Saving Private Daylight
March 12, 2007 by The Colonel

Daylight savings: Good to the last drop.

Yesterday, for the first time ever, daylight-savings time went into effect in March rather than its usual date in April. Not only will the nation be setting the clocks forward a full 3 weeks earlier, it will also be falling back 3 weeks later, thus giving us 6 weeks of glorious, golden extra sunshine. This move, one which promises to make people unreasonably early for work today, is intended to cut carbon emissions in the United States by a significant margin, since we’re entirely too lazy to turn off lights or not blast the air conditioning.

Like most things that happen in America, there was a bit of a controversy over the shift, as it affects a wide swath of the economy. For certain industries, the change will have definite benefits. For instance, candy makers expect to see brisker sales at Halloween, although analysts here at Slantmouth say that such expectations are, in fact, retarded. Other advocates include backyard barbecue enthusiasts, law enforcement officials, softball teams, environmentalists, and of course, reverse vampires.

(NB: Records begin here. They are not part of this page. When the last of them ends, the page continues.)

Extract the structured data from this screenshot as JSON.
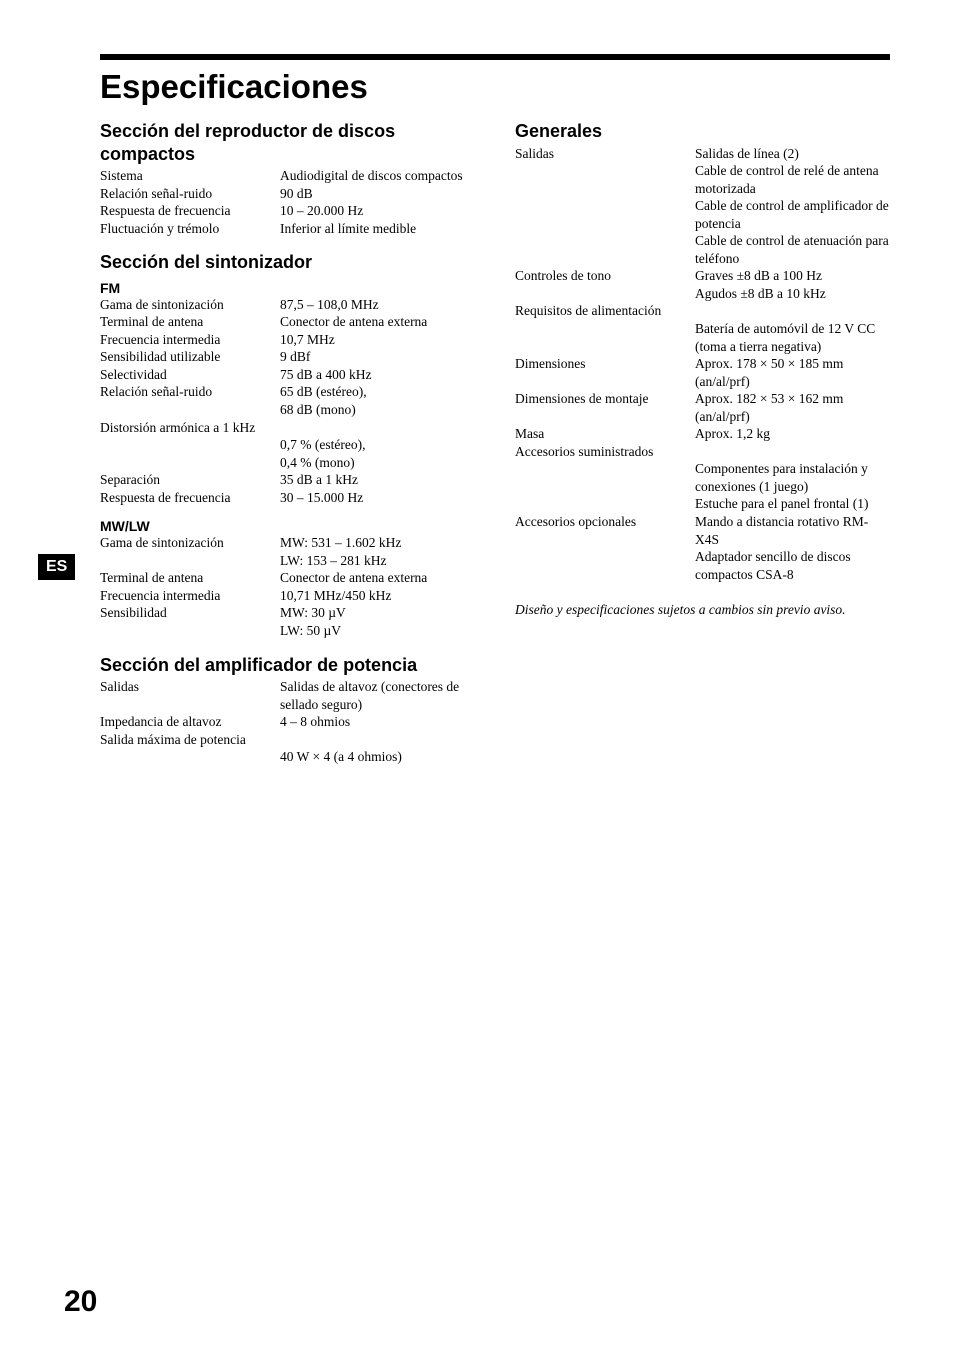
{
  "page": {
    "title": "Especificaciones",
    "side_tag": "ES",
    "number": "20"
  },
  "left": {
    "cd": {
      "heading": "Sección del reproductor de discos compactos",
      "rows": [
        {
          "label": "Sistema",
          "val": "Audiodigital de discos compactos"
        },
        {
          "label": "Relación señal-ruido",
          "val": "90 dB"
        },
        {
          "label": "Respuesta de frecuencia",
          "val": "10 – 20.000 Hz"
        },
        {
          "label": "Fluctuación y trémolo",
          "val": "Inferior al límite medible"
        }
      ]
    },
    "tuner": {
      "heading": "Sección del sintonizador",
      "fm": {
        "sub": "FM",
        "rows1": [
          {
            "label": "Gama de sintonización",
            "val": "87,5 – 108,0 MHz"
          },
          {
            "label": "Terminal de antena",
            "val": "Conector de antena externa"
          },
          {
            "label": "Frecuencia intermedia",
            "val": "10,7 MHz"
          },
          {
            "label": "Sensibilidad utilizable",
            "val": "9 dBf"
          },
          {
            "label": "Selectividad",
            "val": "75 dB a 400 kHz"
          },
          {
            "label": "Relación señal-ruido",
            "val": "65 dB (estéreo),\n68 dB (mono)"
          }
        ],
        "dist_label": "Distorsión armónica a 1 kHz",
        "rows2": [
          {
            "label": "",
            "val": "0,7 % (estéreo),\n0,4 % (mono)"
          },
          {
            "label": "Separación",
            "val": "35 dB a 1 kHz"
          },
          {
            "label": "Respuesta de frecuencia",
            "val": "30 – 15.000 Hz"
          }
        ]
      },
      "mwlw": {
        "sub": "MW/LW",
        "rows": [
          {
            "label": "Gama de sintonización",
            "val": "MW: 531 – 1.602 kHz\nLW: 153 – 281 kHz"
          },
          {
            "label": "Terminal de antena",
            "val": "Conector de antena externa"
          },
          {
            "label": "Frecuencia intermedia",
            "val": "10,71 MHz/450 kHz"
          },
          {
            "label": "Sensibilidad",
            "val": "MW: 30 µV\nLW: 50 µV"
          }
        ]
      }
    },
    "amp": {
      "heading": "Sección del amplificador de potencia",
      "rows1": [
        {
          "label": "Salidas",
          "val": "Salidas de altavoz (conectores de sellado seguro)"
        },
        {
          "label": "Impedancia de altavoz",
          "val": "4 – 8 ohmios"
        }
      ],
      "max_label": "Salida máxima de potencia",
      "rows2": [
        {
          "label": "",
          "val": "40 W × 4 (a 4 ohmios)"
        }
      ]
    }
  },
  "right": {
    "general": {
      "heading": "Generales",
      "rows1": [
        {
          "label": "Salidas",
          "val": "Salidas de línea (2)\nCable de control de relé de antena motorizada\nCable de control de amplificador de potencia\nCable de control de atenuación para teléfono"
        },
        {
          "label": "Controles de tono",
          "val": "Graves ±8 dB a 100 Hz\nAgudos ±8 dB a 10 kHz"
        }
      ],
      "power_label": "Requisitos de alimentación",
      "rows2": [
        {
          "label": "",
          "val": "Batería de automóvil de 12 V CC (toma a tierra negativa)"
        },
        {
          "label": "Dimensiones",
          "val": "Aprox. 178 × 50 × 185 mm (an/al/prf)"
        },
        {
          "label": "Dimensiones de montaje",
          "val": "Aprox. 182 × 53 × 162 mm (an/al/prf)"
        },
        {
          "label": "Masa",
          "val": "Aprox. 1,2 kg"
        }
      ],
      "acc_label": "Accesorios suministrados",
      "rows3": [
        {
          "label": "",
          "val": "Componentes para instalación y conexiones (1 juego)\nEstuche para el panel frontal (1)"
        },
        {
          "label": "Accesorios opcionales",
          "val": "Mando a distancia rotativo RM-X4S\nAdaptador sencillo de discos compactos CSA-8"
        }
      ]
    },
    "note": "Diseño y especificaciones sujetos a cambios sin previo aviso."
  }
}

But, like with any change, there are definitely detractors. The change could also cost the transportation industry millions, as it would throw their schedules with the rest of the world off even more. Farmers across the nation will apparently lose an hour of precious daylight, however when Slantmouth attempted to point out that most of the animals (with the exception of the mule) don’t use clocks, the farmers that we interviewed glazed over with a collective look of confusion, issued a simultaneous, “Uhhhh…” then fell unconscious.

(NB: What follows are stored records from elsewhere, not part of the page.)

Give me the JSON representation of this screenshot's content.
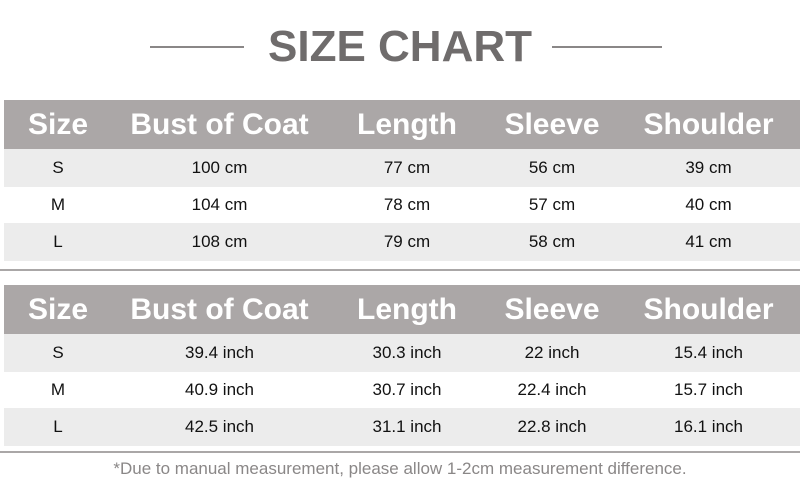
{
  "title": "SIZE CHART",
  "headers": [
    "Size",
    "Bust of Coat",
    "Length",
    "Sleeve",
    "Shoulder"
  ],
  "cm_table": [
    [
      "S",
      "100 cm",
      "77 cm",
      "56 cm",
      "39 cm"
    ],
    [
      "M",
      "104 cm",
      "78 cm",
      "57 cm",
      "40 cm"
    ],
    [
      "L",
      "108 cm",
      "79 cm",
      "58 cm",
      "41 cm"
    ]
  ],
  "inch_table": [
    [
      "S",
      "39.4 inch",
      "30.3 inch",
      "22 inch",
      "15.4 inch"
    ],
    [
      "M",
      "40.9 inch",
      "30.7 inch",
      "22.4 inch",
      "15.7 inch"
    ],
    [
      "L",
      "42.5 inch",
      "31.1 inch",
      "22.8 inch",
      "16.1 inch"
    ]
  ],
  "note": "*Due to manual measurement, please allow 1-2cm measurement difference.",
  "colors": {
    "header_bg": "#aba7a7",
    "stripe": "#ececec",
    "title": "#6f6c6c"
  }
}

The direct effects of the change, while beneficial (because it will eliminate 10.8 million metric tons of carbon emissions per year) will not do much to stem the other 5.8 billion metric tons that the United States produced in 2004 alone. In other words, it’s quite possible that we like to cure gangrene with Band-Aids.

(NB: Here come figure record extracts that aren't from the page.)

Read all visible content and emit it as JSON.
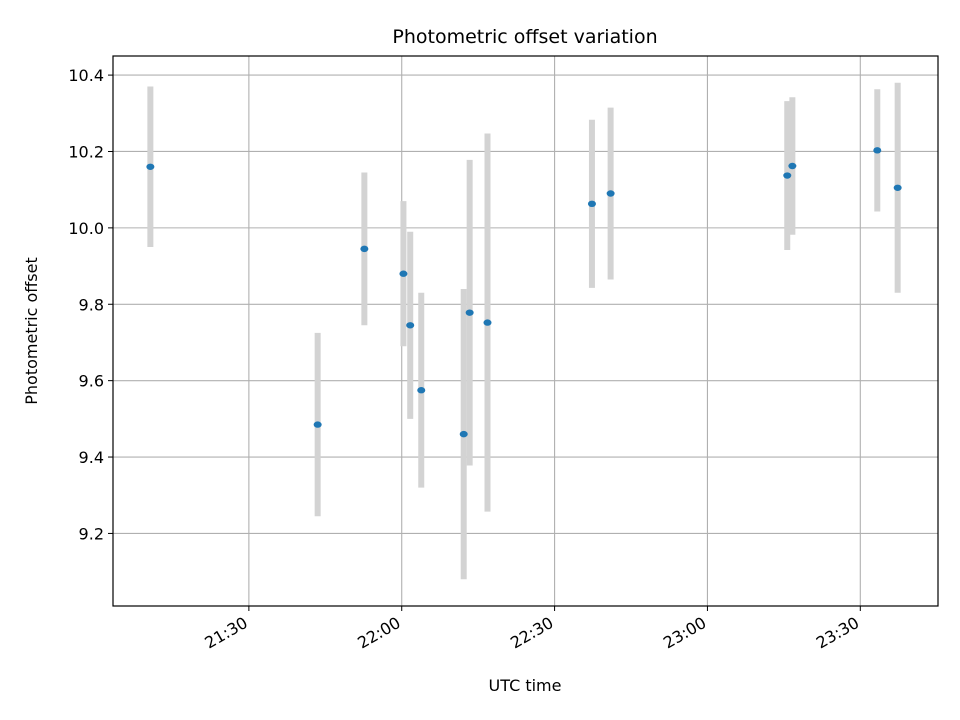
{
  "chart_data": {
    "type": "scatter",
    "title": "Photometric offset variation",
    "xlabel": "UTC time",
    "ylabel": "Photometric offset",
    "x_axis_type": "time",
    "xlim": [
      "21:03:20",
      "23:45:15"
    ],
    "ylim": [
      9.01,
      10.45
    ],
    "x_ticks": [
      "21:30",
      "22:00",
      "22:30",
      "23:00",
      "23:30"
    ],
    "y_ticks": [
      9.2,
      9.4,
      9.6,
      9.8,
      10.0,
      10.2,
      10.4
    ],
    "y_tick_labels": [
      "9.2",
      "9.4",
      "9.6",
      "9.8",
      "10.0",
      "10.2",
      "10.4"
    ],
    "grid": true,
    "series": [
      {
        "marker_color": "#1f77b4",
        "errorbar_color": "#d3d3d3",
        "points": [
          {
            "x": "21:10:40",
            "y": 10.16,
            "err": 0.21
          },
          {
            "x": "21:43:30",
            "y": 9.485,
            "err": 0.24
          },
          {
            "x": "21:52:40",
            "y": 9.945,
            "err": 0.2
          },
          {
            "x": "22:00:20",
            "y": 9.88,
            "err": 0.19
          },
          {
            "x": "22:01:40",
            "y": 9.745,
            "err": 0.245
          },
          {
            "x": "22:03:50",
            "y": 9.575,
            "err": 0.255
          },
          {
            "x": "22:12:10",
            "y": 9.46,
            "err": 0.38
          },
          {
            "x": "22:13:20",
            "y": 9.778,
            "err": 0.4
          },
          {
            "x": "22:16:50",
            "y": 9.752,
            "err": 0.495
          },
          {
            "x": "22:37:20",
            "y": 10.063,
            "err": 0.22
          },
          {
            "x": "22:41:00",
            "y": 10.09,
            "err": 0.225
          },
          {
            "x": "23:15:40",
            "y": 10.137,
            "err": 0.195
          },
          {
            "x": "23:16:40",
            "y": 10.162,
            "err": 0.18
          },
          {
            "x": "23:33:20",
            "y": 10.203,
            "err": 0.16
          },
          {
            "x": "23:37:20",
            "y": 10.105,
            "err": 0.275
          }
        ]
      }
    ]
  }
}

Slantmouth has to say, daylight-savings, while seemingly making things a little better for folks that get depressed in the winter, or some of us who are less than tan, the truth is that no matter what time it is, we’re honestly not going to be saving any daylight. In the summer, the days are longer, in the winter, they’re shorter, but how does the hour change affect us at all?

The difference of an hour isn’t that much of a big deal. Sure, you might miss an important business meeting, or really piss off the girl you planned on seeing this weekend, but don’t count on it to do so much as ruin your Monday.

If you’re in doubt of whether daylight-savings is, indeed, a bunch of crap, just ask the metric system. We’re pretty sure that guy has an idea about the U.S. being logical about decisions. That is why today, despite the possible ramifications, Slantmouth is boycotting both non-metric measurement AND daylight-savings time. With your support, we could be drinking pints and the workers of American could never bitch about how that missing (or gaining) an hour is totally “throwing them off.” Really, it’s ridiculous.